Pardia
- Merged into: Trade Union Pro
- Founded: 1993
- Dissolved: 1 January 2019
- Headquarters: Helsinki, Finland
- Location: Finland;
- Members: 60,000
- Affiliations: STTK
- Website: www.pardia.fi

= Confederation of State Employees' Unions – Pardia =

Trade union of Finland

The Confederation of State Employees' Unions (Pardia, Palkansaajajärjestö Pardia, Löntagarorganisationen Pardia) was a trade union in Finland. The majority of Pardia's 60,000 members worked in governmental offices and institutions, while others were employed by public utility companies and enterprises. Approximately 50 percent of all Finnish state employees were members of Pardia.

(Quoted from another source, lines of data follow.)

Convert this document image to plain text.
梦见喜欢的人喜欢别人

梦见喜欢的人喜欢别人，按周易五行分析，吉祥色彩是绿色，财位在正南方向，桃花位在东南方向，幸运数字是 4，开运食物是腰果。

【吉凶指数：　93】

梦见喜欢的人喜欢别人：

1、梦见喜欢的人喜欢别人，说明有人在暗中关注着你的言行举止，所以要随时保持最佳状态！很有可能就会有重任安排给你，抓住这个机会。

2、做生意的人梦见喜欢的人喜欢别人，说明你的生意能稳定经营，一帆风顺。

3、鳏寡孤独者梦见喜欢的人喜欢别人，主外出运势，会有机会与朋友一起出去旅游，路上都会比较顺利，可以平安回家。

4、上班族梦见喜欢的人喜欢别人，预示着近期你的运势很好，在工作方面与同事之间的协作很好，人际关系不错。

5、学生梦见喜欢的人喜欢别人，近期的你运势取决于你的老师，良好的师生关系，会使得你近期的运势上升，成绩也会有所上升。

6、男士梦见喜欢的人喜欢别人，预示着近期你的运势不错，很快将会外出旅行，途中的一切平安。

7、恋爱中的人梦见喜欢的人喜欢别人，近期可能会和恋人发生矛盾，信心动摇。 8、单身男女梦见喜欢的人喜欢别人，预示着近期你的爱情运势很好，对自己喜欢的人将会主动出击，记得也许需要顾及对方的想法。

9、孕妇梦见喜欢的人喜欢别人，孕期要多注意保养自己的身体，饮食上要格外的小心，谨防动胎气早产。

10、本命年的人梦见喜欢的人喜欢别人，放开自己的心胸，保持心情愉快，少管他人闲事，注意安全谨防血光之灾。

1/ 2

In 1990, the Finnish Police Union, the Union of Civil Servants, and the Union of Finnish Employees, all affiliates of the Confederation of Salaried Employees (TVK), formed TVK-State, as an umbrella organisation. The TVK went bankrupt in 1992, and TVK-State was dissolved, and replaced by a new, independent, organisation, the Confederation of State Employees' Organisations (VHKL). In 1993, the unions joined the Finnish Confederation of Salaried Employees (STTK), and founded the "Confederation of State Employees' Unions". In 2000, it adopted the short name of Pardia. The Finnish Police Union disaffiliated in 2016.

At the start of 2019, Pardia merged into Trade Union Pro.